Seeming To Scene
Chapter Three – Added Thoughts
Last week, I did exercises from Chapter Three of The Scene Book – A Primer For The Fiction Writer by Sandra Scofield. When I got to the sixth question, I deconstructed one of my original scenes. The results dismayed me. That ate at me to the point that I decided to go back and repair my scene, and revised it.
6. Cleaning Up Mud – Study one of your scenes. List the beats. Repairing the beats will give you a revision outline. If you see that the action is not clear, make it so. Sometimes the fuzziness comes from failure to put the scene firmly into place. Then you can make the beats escalate in tension to build emotion. Look to see what the responses of the characters are.

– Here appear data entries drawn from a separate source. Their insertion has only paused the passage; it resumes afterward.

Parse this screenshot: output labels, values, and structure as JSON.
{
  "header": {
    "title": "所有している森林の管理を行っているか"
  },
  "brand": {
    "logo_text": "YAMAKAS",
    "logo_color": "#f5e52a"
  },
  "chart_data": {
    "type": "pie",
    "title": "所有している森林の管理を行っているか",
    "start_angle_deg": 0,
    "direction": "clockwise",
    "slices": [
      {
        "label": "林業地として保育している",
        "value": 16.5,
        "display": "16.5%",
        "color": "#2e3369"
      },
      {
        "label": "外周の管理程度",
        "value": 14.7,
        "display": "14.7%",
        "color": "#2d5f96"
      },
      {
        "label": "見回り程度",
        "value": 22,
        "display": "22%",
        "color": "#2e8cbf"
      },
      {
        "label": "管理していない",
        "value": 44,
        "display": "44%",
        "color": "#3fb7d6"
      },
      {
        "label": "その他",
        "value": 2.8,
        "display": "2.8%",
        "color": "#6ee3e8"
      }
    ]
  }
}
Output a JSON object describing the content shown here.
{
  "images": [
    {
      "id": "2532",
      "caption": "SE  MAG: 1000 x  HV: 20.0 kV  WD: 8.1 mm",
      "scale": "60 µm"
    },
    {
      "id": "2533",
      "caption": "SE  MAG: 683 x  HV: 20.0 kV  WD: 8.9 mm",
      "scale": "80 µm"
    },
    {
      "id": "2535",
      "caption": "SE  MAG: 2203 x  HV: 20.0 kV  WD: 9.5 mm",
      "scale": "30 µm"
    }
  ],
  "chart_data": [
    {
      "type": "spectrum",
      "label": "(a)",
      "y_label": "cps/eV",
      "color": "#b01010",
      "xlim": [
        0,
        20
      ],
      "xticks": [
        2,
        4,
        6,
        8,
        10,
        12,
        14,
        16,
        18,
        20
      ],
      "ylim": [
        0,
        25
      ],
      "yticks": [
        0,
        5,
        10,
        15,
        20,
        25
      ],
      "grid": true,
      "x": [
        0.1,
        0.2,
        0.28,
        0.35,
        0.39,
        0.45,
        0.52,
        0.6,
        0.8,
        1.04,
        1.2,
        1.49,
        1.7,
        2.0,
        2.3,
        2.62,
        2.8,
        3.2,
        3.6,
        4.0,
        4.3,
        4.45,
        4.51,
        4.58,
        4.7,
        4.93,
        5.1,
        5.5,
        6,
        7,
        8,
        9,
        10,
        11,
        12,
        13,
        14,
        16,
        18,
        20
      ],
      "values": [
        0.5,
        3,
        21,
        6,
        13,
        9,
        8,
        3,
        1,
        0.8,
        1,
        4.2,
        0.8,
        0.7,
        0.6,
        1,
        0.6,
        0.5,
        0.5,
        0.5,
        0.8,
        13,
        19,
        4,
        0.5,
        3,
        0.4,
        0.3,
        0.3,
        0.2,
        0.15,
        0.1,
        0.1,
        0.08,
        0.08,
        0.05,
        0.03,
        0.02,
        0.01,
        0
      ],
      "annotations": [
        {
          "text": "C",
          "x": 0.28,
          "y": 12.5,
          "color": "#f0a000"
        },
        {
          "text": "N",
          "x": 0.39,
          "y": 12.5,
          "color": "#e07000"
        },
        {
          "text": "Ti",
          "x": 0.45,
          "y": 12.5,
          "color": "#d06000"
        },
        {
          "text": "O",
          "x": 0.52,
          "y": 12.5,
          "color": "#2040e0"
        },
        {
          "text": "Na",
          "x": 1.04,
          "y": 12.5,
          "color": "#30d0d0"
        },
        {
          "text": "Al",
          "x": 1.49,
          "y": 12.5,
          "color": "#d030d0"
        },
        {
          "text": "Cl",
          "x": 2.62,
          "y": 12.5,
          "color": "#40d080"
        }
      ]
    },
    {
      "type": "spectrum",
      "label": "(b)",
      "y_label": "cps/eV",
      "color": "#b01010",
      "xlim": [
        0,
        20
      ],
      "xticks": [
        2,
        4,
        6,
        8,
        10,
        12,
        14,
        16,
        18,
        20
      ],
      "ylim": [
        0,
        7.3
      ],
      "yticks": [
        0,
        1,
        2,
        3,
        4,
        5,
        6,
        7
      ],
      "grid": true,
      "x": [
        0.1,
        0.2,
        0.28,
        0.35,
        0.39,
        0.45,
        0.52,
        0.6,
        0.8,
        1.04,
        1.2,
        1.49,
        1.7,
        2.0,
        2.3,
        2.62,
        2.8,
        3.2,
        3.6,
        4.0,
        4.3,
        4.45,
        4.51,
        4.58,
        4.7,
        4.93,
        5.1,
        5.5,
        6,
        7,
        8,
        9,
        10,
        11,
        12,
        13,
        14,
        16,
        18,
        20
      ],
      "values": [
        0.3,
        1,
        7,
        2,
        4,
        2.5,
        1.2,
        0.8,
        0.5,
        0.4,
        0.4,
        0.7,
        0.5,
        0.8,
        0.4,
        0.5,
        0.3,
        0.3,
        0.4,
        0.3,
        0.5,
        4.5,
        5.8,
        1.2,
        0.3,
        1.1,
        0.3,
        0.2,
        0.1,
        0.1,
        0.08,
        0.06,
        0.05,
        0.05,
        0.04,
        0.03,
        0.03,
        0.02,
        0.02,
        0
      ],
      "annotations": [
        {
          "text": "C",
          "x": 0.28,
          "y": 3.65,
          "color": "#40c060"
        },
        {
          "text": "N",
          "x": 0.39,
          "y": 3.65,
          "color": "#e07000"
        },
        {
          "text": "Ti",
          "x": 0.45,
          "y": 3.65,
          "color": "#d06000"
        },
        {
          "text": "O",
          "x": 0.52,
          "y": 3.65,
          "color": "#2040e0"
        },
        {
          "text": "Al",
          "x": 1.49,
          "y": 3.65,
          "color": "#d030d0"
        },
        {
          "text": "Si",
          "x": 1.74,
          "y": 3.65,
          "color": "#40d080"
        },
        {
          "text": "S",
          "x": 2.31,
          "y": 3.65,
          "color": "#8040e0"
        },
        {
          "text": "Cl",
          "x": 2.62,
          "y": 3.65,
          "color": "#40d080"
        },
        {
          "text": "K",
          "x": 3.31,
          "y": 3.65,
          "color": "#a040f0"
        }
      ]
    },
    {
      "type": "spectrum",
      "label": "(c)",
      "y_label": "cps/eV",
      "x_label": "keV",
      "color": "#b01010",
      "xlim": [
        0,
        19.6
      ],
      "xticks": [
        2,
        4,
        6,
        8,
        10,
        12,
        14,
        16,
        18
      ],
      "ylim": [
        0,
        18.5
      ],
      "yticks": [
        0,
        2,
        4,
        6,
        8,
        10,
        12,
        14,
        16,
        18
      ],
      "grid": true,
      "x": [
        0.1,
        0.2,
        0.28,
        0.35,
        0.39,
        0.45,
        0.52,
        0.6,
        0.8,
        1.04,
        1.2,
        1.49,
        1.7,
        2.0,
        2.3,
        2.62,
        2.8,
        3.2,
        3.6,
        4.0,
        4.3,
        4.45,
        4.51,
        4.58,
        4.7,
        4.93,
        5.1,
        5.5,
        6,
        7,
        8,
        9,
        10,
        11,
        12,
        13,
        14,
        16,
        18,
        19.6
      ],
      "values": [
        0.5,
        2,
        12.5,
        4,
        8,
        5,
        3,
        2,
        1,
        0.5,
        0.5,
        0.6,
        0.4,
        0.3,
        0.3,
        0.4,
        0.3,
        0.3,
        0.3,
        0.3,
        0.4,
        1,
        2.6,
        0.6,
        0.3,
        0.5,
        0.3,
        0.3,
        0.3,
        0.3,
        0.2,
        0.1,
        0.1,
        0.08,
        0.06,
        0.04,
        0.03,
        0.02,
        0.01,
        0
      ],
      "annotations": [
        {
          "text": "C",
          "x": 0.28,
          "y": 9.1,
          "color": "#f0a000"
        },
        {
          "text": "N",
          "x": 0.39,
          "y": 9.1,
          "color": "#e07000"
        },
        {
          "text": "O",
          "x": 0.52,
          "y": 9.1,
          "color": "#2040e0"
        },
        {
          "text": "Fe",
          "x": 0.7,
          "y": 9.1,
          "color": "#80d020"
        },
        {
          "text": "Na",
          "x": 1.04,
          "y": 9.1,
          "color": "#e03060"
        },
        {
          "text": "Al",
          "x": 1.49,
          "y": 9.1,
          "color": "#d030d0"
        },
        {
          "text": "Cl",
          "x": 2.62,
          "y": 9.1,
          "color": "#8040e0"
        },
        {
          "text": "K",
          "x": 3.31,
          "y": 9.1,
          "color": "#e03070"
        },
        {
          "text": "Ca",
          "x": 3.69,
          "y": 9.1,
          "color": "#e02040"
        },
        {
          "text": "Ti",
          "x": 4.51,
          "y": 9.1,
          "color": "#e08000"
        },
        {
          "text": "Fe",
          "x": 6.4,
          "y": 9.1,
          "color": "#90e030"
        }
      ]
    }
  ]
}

So, I sat about deconstructing Scene Seventeen. First, my scene had been part of a larger scene. But, on closer examination, it felt more natural to break it into three parts. After doing that, I set about analyzing it.
The original version contained 1002 words. I broke them down: dialog = 417, physical beats = 262, grounding description = 56, and internal thoughts = 267. Looking at the percentages, I spent 42% on dialog, about 26% on physical beats and internals each, and only 6% on description.
My scene felt flat and muddy. The scene’s focal point didn’t jump out at me. Considering that my main character is waking up after a horrible night in which she lost her two-year old son, this scene should have been fraught with tension. Nor did I have any clear sense of where she was.
What Did I Do to “Repair” My Scene?
I looked at my scene layout, and identified two emotional peaks I wanted to create. I wanted her to try to get away at paragraph eleven of the revised version. And I wanted her to try one more time, with less energy, at paragraph thirty-three.
I also decided that trying to force my main character to eat added nothing to my scene. So, I removed those words, beats, internalities, and description.
Then I set about laying in the physical beats again. I tried to keep what I already had. But I needed to move them around. As well, I needed to add more, and change some that I had. I wound up adding 99 physical beat words.
Then I laid in grounding details, describing her surroundings and what she and her companions looked like. Since I had so few to begin with, I added 118 words.
Then I looked at her internalities, her thoughts, her emotions. Following Scofield’s advice, I tried to match early internalities to physical beats and dialog, aiming to create tension. I capped that, at paragraph 11, with her attempt to get up and leave her companions to go look for her son.
Then I allowed her companions to subdue her, and she calmed down. But, she still wasn’t willing to let her son go. Over the next paragraphs, her internal tension grows, and she tries to convince her friend to let her go. Blocked, she makes one more physical effort to leave, at paragraph 33. After that, she decides to wait for someone in more authority.
The last thing I added was dialog. I took out 99 words. At least some of the words removed dealt with trying to force Deheya to eat.
The revised version contained 1236 words. I broke them down: dialog = 318 (-99), physical beats = 400 (+138), grounding description = 174 (+118), and internal thoughts = 344 (+77). Looking at the percentages, I spent 26 (-16)% on dialog, 32 (+6)% on physical beats, 14 (+8)% on grounding, and 28 (+1)% on internalities.
My revised version still doesn’t seem tight enough. Perhaps I will learn more tricks to help me. But, it does seem more focused. I tried for two emotional peaks, but I’m not sure if that is wise or not.
Starting with physical beats and waiting until the end to put in dialog changed my scene, improving it I think. After adding grounding details to my physical beats, I could clearly aim toward each of my emotional peaks. Dialog became more of a filler.
What Does It Mean?
When I wrote my WIP, I badly exceeded my word count goal, 170,000 instead of 110,000. As I’ve waited to do The First Read, I’ve nursed the hope that I can cut fluff out of my scenes and get closer. Judging by my scene analysis and rewrite, I shouldn’t expect shorter scenes.
I will need to go back and analyze every one of my 84 scenes, using Scofield’s approach. That means I will be extensively editing all of them.